Could also do it in layers I suppose - but with the crowd that close, you'd be doing a lot of repeats anyway to get shadows to fall correctly. Then again, if you're using focal blur, you only need detail on the front few. Mapping images to a plane (with transparency to cutout) can save on resources too.
But I'd go with instancing.
I recently struggled with that question myself. After considerable experimentation, I went with Predatron's Lorez figures (yes, placed individually) in the far background, blurred out with depth of field. On the closer figures, also slightly blurred, I changed the resolution to base, all except for the focal character. My hope was to create a scene that wouldn't take forever to render, but I had to bite the bullet and let this one go for around fifteen hours.
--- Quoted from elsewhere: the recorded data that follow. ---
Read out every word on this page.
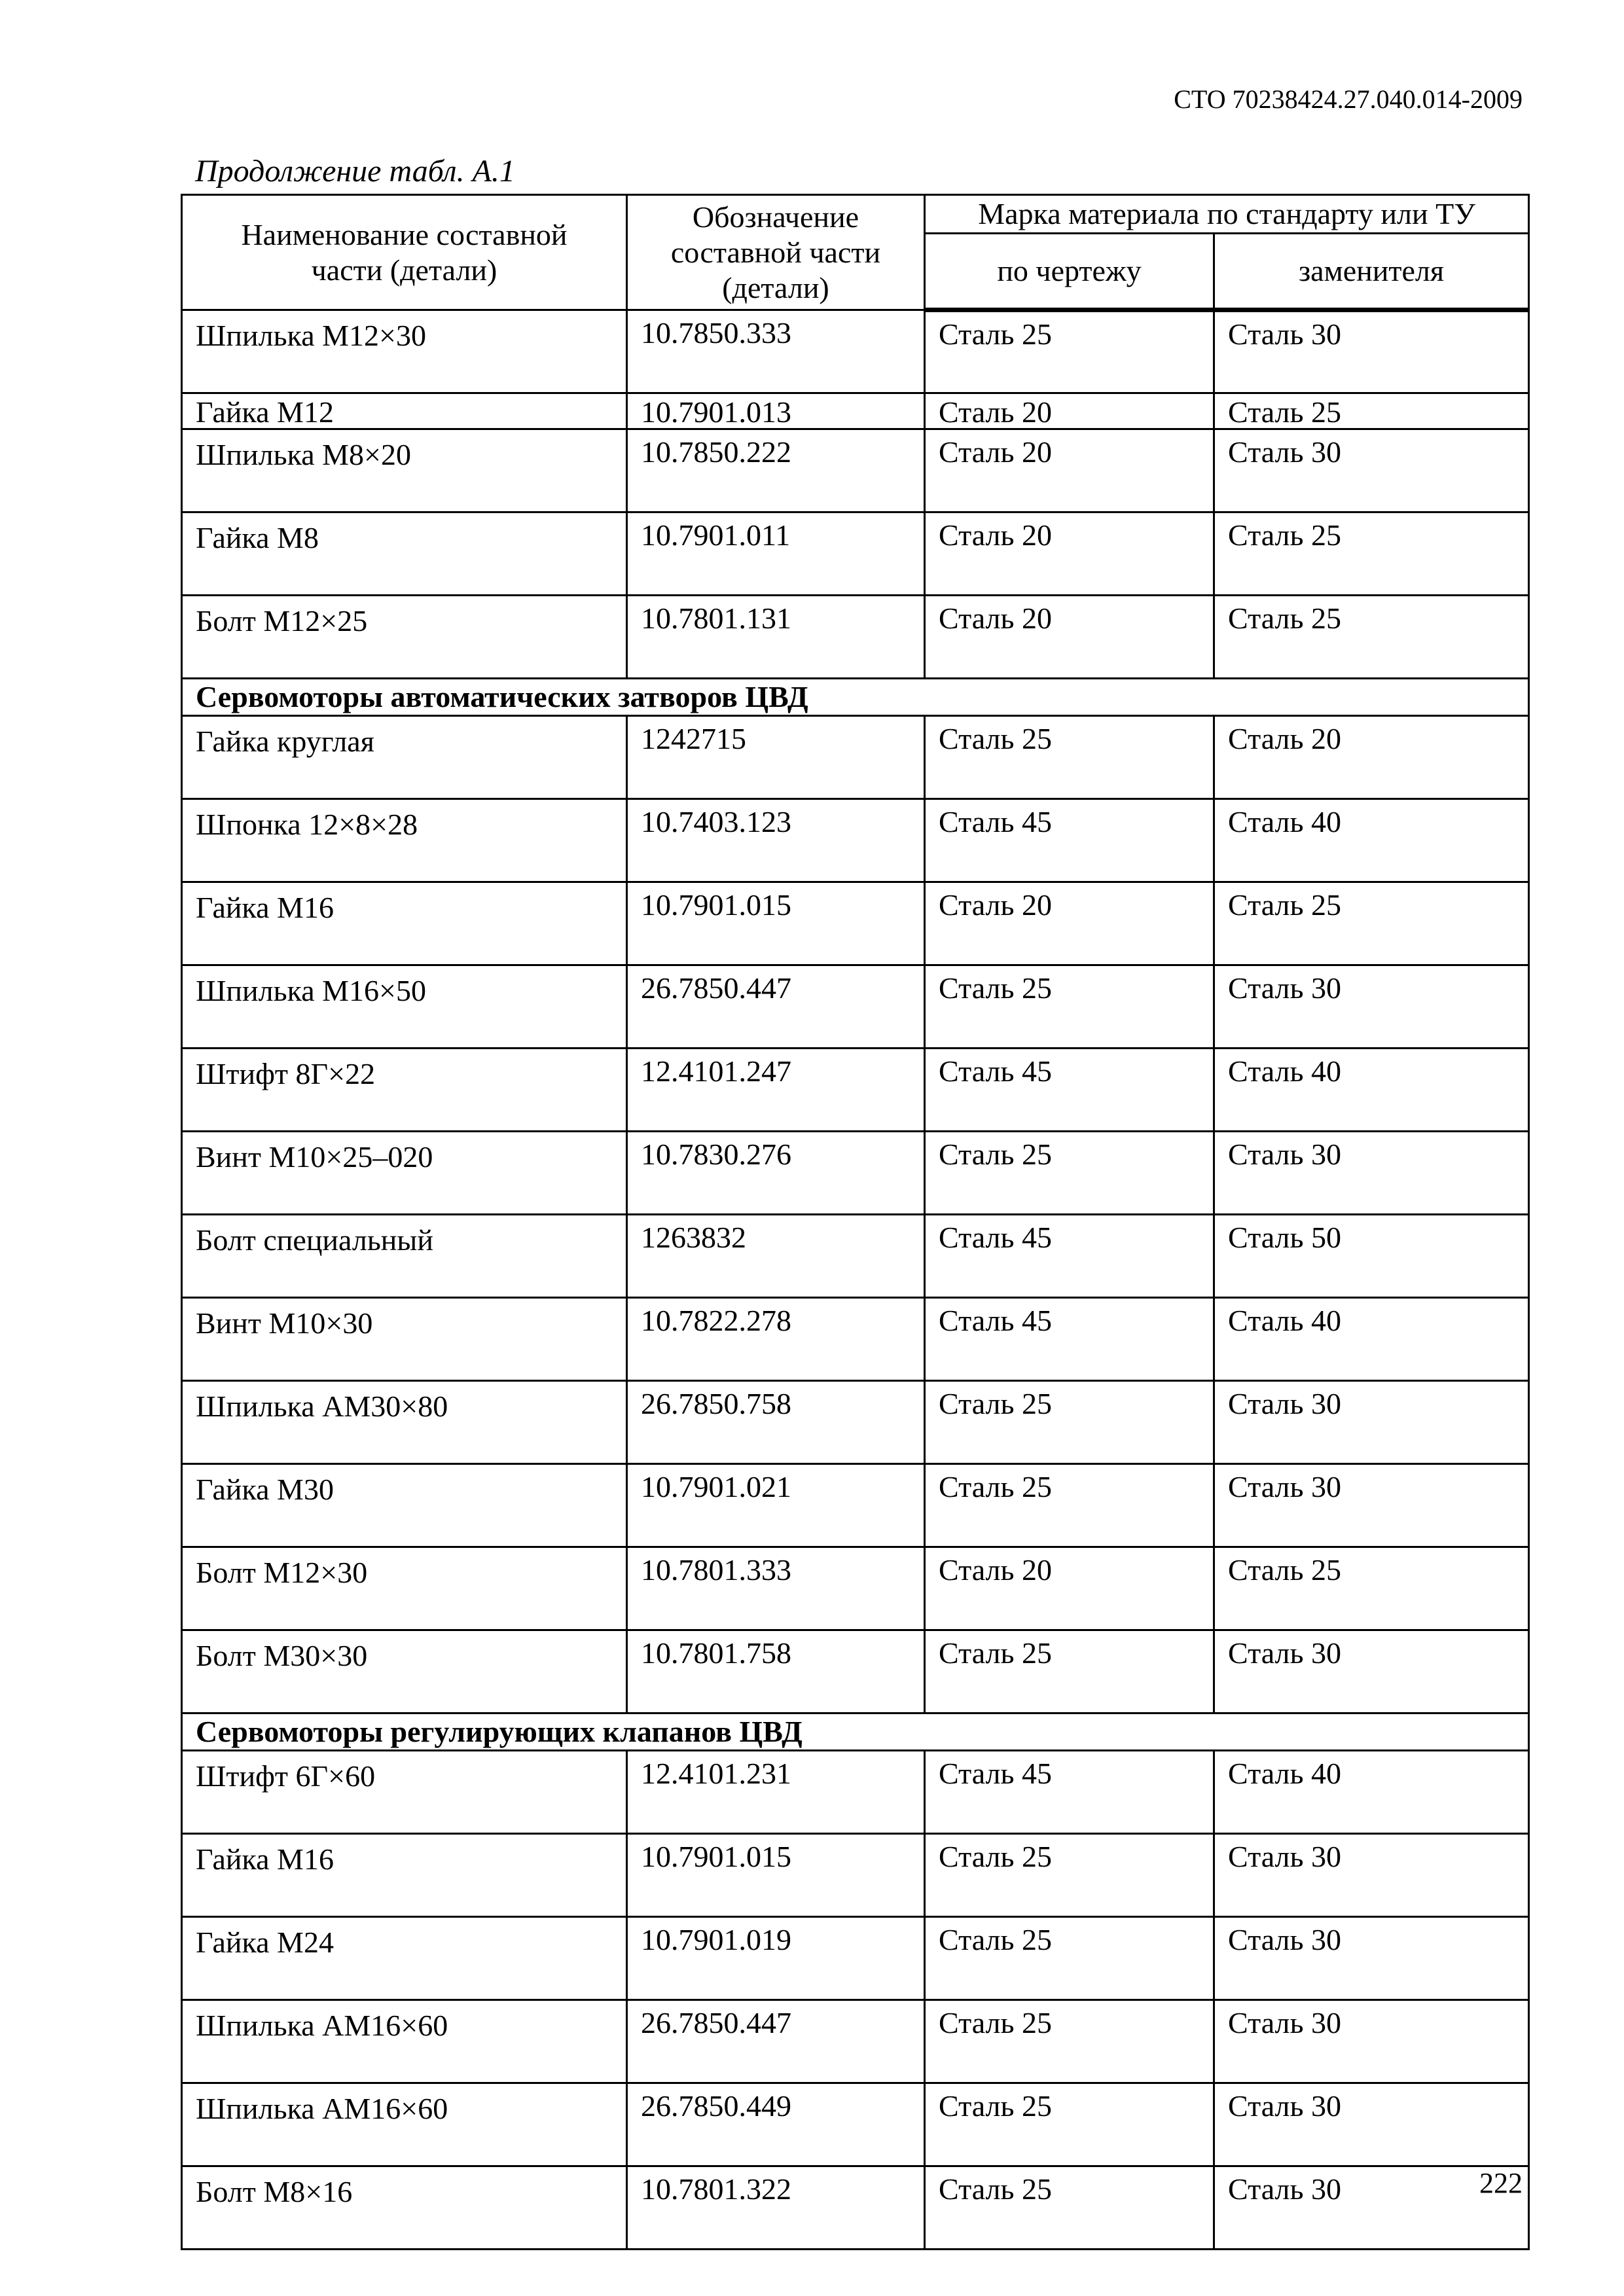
СТО 70238424.27.040.014-2009
Продолжение табл. А.1
Наименование составной части (детали)	Обозначение составной части (детали)	Марка материала по стандарту или ТУ	
		по чертежу	заменителя
Шпилька М12×30	10.7850.333	Сталь 25	Сталь 30
Гайка М12	10.7901.013	Сталь 20	Сталь 25
Шпилька М8×20	10.7850.222	Сталь 20	Сталь 30
Гайка М8	10.7901.011	Сталь 20	Сталь 25
Болт М12×25	10.7801.131	Сталь 20	Сталь 25
Сервомоторы автоматических затворов ЦВД			
Гайка круглая	1242715	Сталь 25	Сталь 20
Шпонка 12×8×28	10.7403.123	Сталь 45	Сталь 40
Гайка М16	10.7901.015	Сталь 20	Сталь 25
Шпилька М16×50	26.7850.447	Сталь 25	Сталь 30
Штифт 8Г×22	12.4101.247	Сталь 45	Сталь 40
Винт М10×25–020	10.7830.276	Сталь 25	Сталь 30
Болт специальный	1263832	Сталь 45	Сталь 50
Винт М10×30	10.7822.278	Сталь 45	Сталь 40
Шпилька АМ30×80	26.7850.758	Сталь 25	Сталь 30
Гайка М30	10.7901.021	Сталь 25	Сталь 30
Болт М12×30	10.7801.333	Сталь 20	Сталь 25
Болт М30×30	10.7801.758	Сталь 25	Сталь 30
Сервомоторы регулирующих клапанов ЦВД			
Штифт 6Г×60	12.4101.231	Сталь 45	Сталь 40
Гайка М16	10.7901.015	Сталь 25	Сталь 30
Гайка М24	10.7901.019	Сталь 25	Сталь 30
Шпилька АМ16×60	26.7850.447	Сталь 25	Сталь 30
Шпилька АМ16×60	26.7850.449	Сталь 25	Сталь 30
Болт М8×16	10.7801.322	Сталь 25	Сталь 30	222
The "Best" way depends on what it is you are trying to achieve.
The closer to the camera/focus area that you are with the crowd, the more detail and effort you will likely need to make a crowd that doesn't look uniform or overly repetitive. Varying the figure is the easy part, the hard part is the clothing/hair. There are many ways to add randomness to a number of figures' features, adding variance to the clothing/hair used on the figures is where the headaches start.
The farther away (or more out of the focus) the crowd is, the more you can repeat without the viewer seeing that it has been done.
Kendall
Rendering in layers is another way to go, and I think how the promo picture for crowd poses was done. Do one group of people at a time, using either transparent backgrounds or masks for each group after the first.
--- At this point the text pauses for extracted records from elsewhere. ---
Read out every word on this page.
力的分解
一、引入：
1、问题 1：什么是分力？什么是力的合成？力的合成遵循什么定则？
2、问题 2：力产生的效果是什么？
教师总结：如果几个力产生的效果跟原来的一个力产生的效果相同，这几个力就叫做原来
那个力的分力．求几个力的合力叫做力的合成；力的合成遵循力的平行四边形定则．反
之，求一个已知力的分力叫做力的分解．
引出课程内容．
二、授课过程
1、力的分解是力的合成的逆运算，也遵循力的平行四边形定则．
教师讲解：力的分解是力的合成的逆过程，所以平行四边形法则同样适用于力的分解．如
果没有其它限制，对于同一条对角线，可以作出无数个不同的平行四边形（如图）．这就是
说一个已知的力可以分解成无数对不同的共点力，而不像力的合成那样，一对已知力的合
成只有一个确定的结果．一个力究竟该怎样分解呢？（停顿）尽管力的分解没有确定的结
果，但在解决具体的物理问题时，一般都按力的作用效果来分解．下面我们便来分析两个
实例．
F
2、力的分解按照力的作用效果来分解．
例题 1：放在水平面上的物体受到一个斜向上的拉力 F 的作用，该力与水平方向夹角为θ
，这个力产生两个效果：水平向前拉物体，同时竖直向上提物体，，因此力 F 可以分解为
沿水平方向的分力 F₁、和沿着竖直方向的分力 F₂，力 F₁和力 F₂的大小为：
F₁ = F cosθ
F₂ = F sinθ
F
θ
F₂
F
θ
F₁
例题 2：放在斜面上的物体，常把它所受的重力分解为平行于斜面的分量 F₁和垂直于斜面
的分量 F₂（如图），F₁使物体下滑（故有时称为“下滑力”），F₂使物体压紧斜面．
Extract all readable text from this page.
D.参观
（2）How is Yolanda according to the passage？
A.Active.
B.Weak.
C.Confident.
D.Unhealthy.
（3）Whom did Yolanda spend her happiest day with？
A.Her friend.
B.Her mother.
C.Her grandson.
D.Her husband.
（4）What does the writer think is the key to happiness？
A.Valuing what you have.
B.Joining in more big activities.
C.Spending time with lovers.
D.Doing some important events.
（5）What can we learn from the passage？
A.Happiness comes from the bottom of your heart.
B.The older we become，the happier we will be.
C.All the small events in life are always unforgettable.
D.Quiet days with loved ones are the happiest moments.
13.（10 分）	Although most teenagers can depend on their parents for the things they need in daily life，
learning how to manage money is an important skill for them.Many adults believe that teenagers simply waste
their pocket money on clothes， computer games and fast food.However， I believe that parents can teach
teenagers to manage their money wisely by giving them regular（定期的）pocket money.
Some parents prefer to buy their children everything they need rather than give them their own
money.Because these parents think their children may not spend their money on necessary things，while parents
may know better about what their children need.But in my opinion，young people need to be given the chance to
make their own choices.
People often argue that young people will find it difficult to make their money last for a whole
For Daz Studio, there is a plugin called ultrascatter which allows you to create multiple instances and control how they are placed.
http://www.daz3d.com/ultrascatter-advanced-instancing-for-daz-studio
Carrara has a built-in replicator function.
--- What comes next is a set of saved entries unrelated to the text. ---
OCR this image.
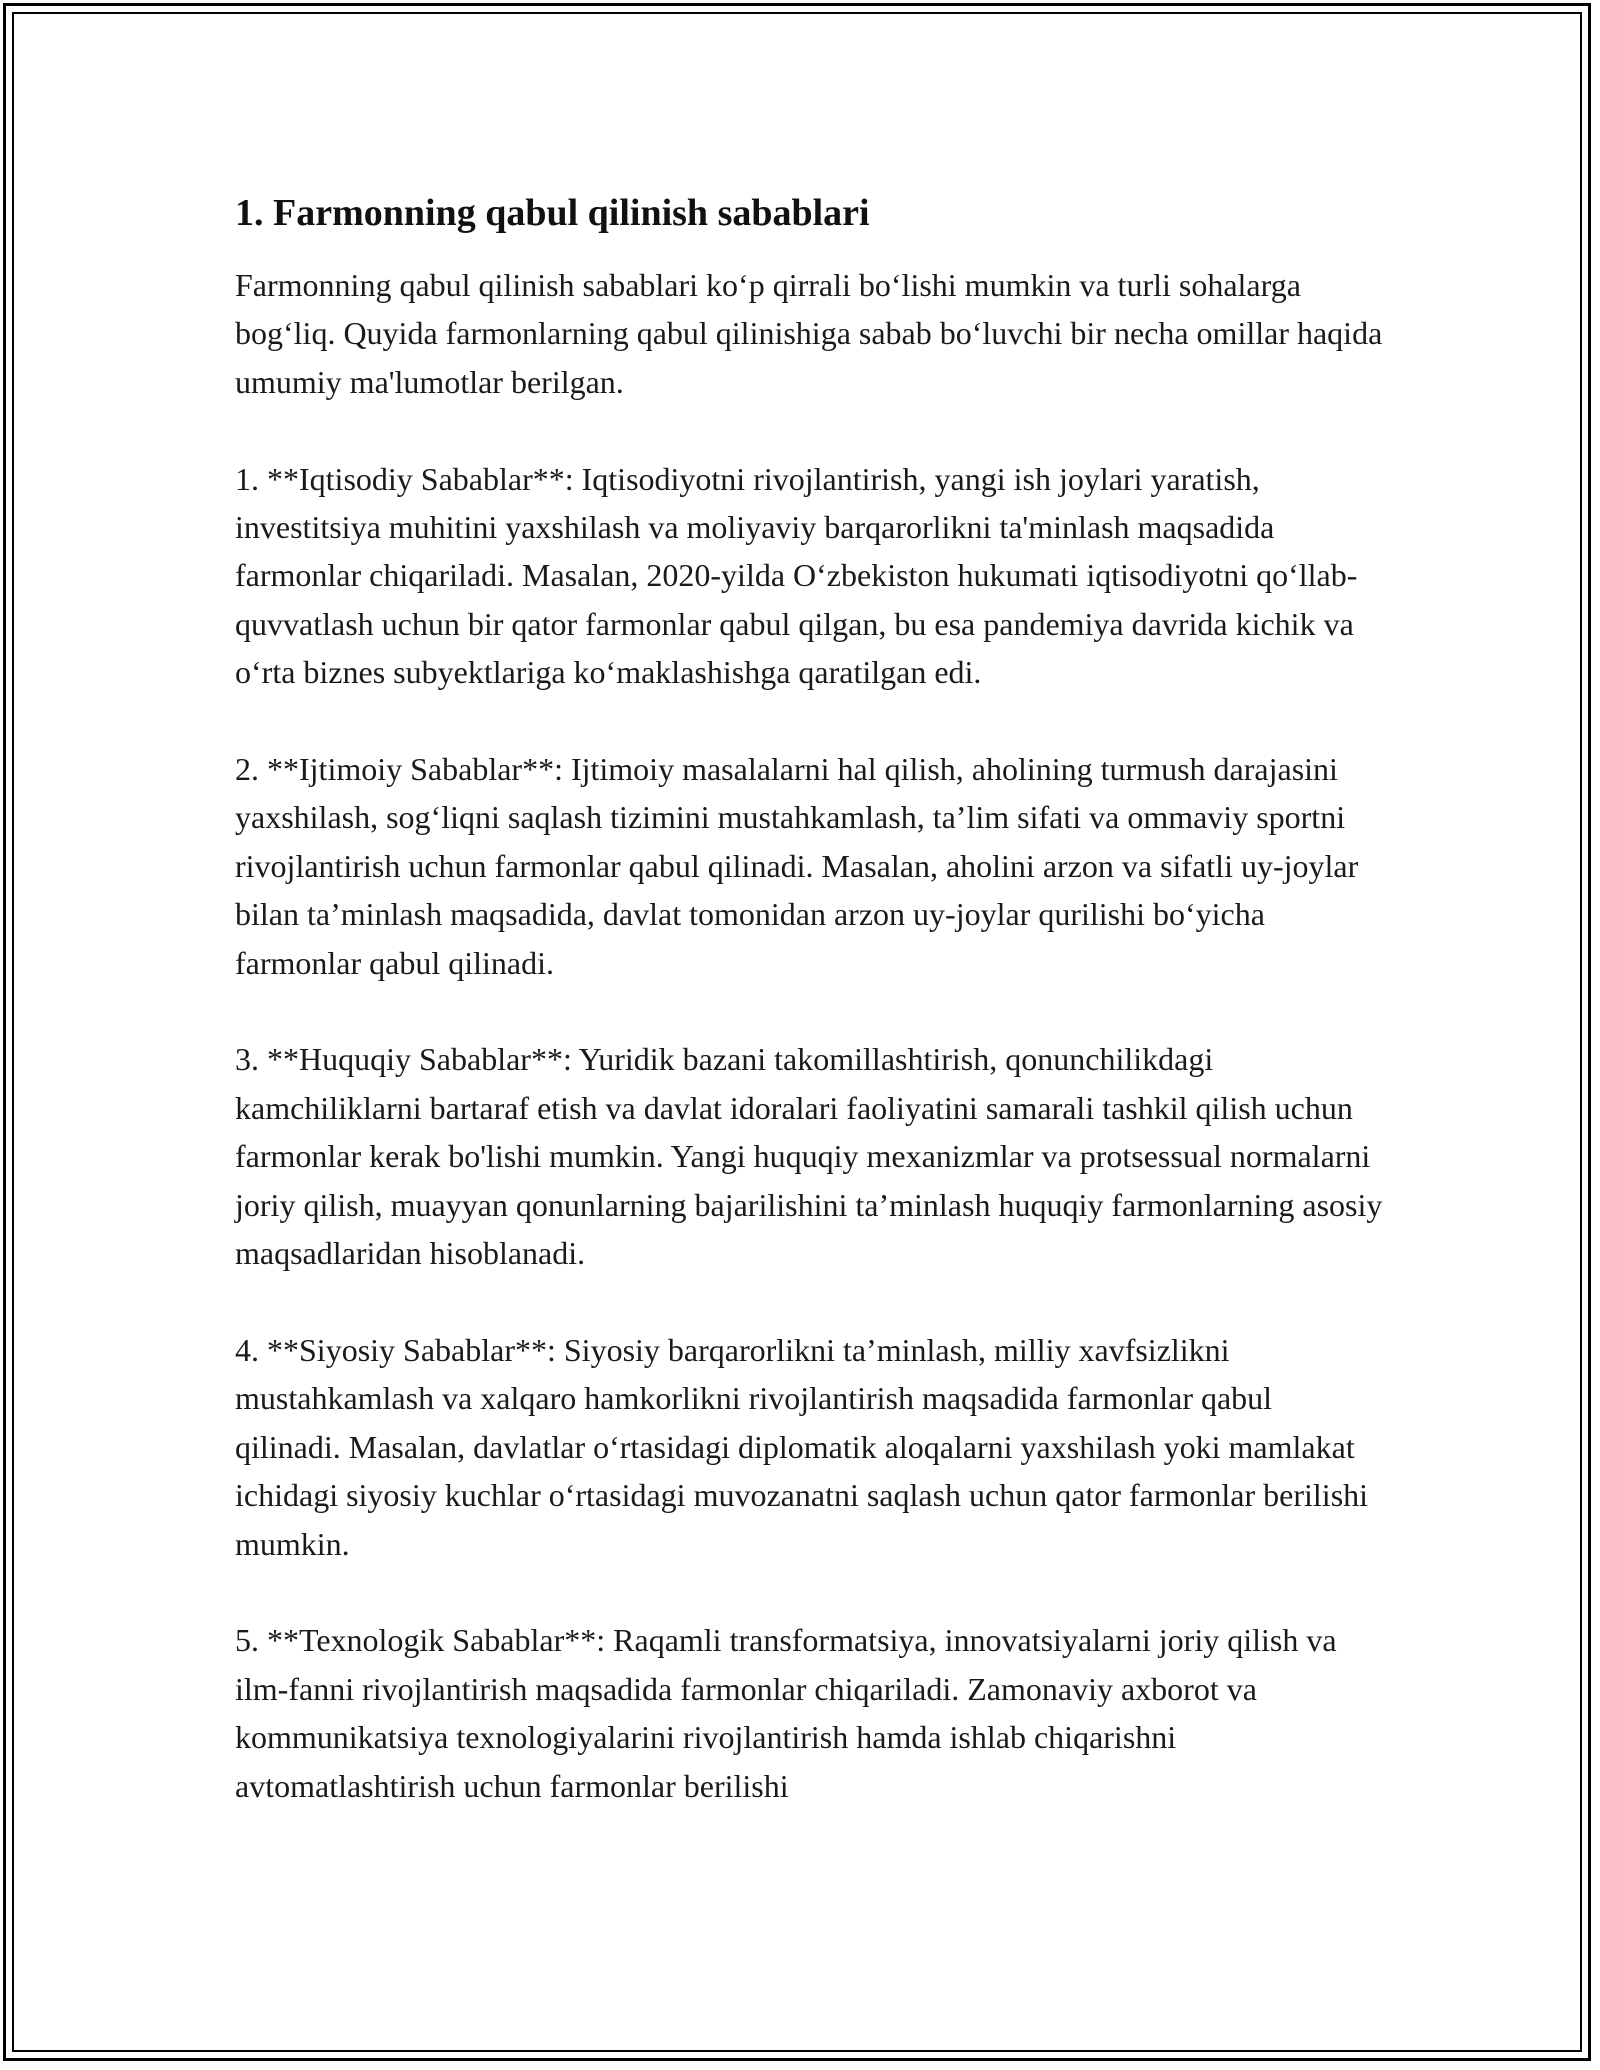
1. Farmonning qabul qilinish sabablari

Farmonning qabul qilinish sabablari ko‘p qirrali bo‘lishi mumkin va turli sohalarga bog‘liq. Quyida farmonlarning qabul qilinishiga sabab bo‘luvchi bir necha omillar haqida umumiy ma'lumotlar berilgan.

1. **Iqtisodiy Sabablar**: Iqtisodiyotni rivojlantirish, yangi ish joylari yaratish, investitsiya muhitini yaxshilash va moliyaviy barqarorlikni ta'minlash maqsadida farmonlar chiqariladi. Masalan, 2020-yilda O‘zbekiston hukumati iqtisodiyotni qo‘llab-quvvatlash uchun bir qator farmonlar qabul qilgan, bu esa pandemiya davrida kichik va o‘rta biznes subyektlariga ko‘maklashishga qaratilgan edi.

2. **Ijtimoiy Sabablar**: Ijtimoiy masalalarni hal qilish, aholining turmush darajasini yaxshilash, sog‘liqni saqlash tizimini mustahkamlash, ta’lim sifati va ommaviy sportni rivojlantirish uchun farmonlar qabul qilinadi. Masalan, aholini arzon va sifatli uy-joylar bilan ta’minlash maqsadida, davlat tomonidan arzon uy-joylar qurilishi bo‘yicha farmonlar qabul qilinadi.

3. **Huquqiy Sabablar**: Yuridik bazani takomillashtirish, qonunchilikdagi kamchiliklarni bartaraf etish va davlat idoralari faoliyatini samarali tashkil qilish uchun farmonlar kerak bo'lishi mumkin. Yangi huquqiy mexanizmlar va protsessual normalarni joriy qilish, muayyan qonunlarning bajarilishini ta’minlash huquqiy farmonlarning asosiy maqsadlaridan hisoblanadi.

4. **Siyosiy Sabablar**: Siyosiy barqarorlikni ta’minlash, milliy xavfsizlikni mustahkamlash va xalqaro hamkorlikni rivojlantirish maqsadida farmonlar qabul qilinadi. Masalan, davlatlar o‘rtasidagi diplomatik aloqalarni yaxshilash yoki mamlakat ichidagi siyosiy kuchlar o‘rtasidagi muvozanatni saqlash uchun qator farmonlar berilishi mumkin.

5. **Texnologik Sabablar**: Raqamli transformatsiya, innovatsiyalarni joriy qilish va ilm-fanni rivojlantirish maqsadida farmonlar chiqariladi. Zamonaviy axborot va kommunikatsiya texnologiyalarini rivojlantirish hamda ishlab chiqarishni avtomatlashtirish uchun farmonlar berilishi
The nice thing about a Studio plugin like ultrascatter or Carrara's replicators is that you can also create a map to control where the figures are placed (have the crowd behind the barricades only, or perhaps on the balconies just on the left side of the street). Great way to save time and reduce strain on system resources. Same functions can be used to make forests, gardens, traffic jams,...
I buy stock photographs from online stock photo agencies. They are usually royalty free.
I think it all depends on whether you want to do it all inside Studio or to what degree you're comfortable with postwork. In general, the more objects and morphable/posable figures you have in your scene the slower your render time will be however.
Within Studio you can use instancing (although this does limit you to not only repeating a character but with the exact same pose). I've also experimented with exporting posed characters as OBJ files and then importing them and positioning them. This technique is a little spotty - sometimes the textures don't work quite right. But if you combine both techniques and are careful with your depth-of field and lighting, you can get some great results.
If you're not adverse about planning your render in detail before you render, you could render several versions of the same scene with characters loaded in different places and then combine them in postwork. This requires a lot of planning to minimize the masking and cut-and-paste in the Photoshop-style program of your choice.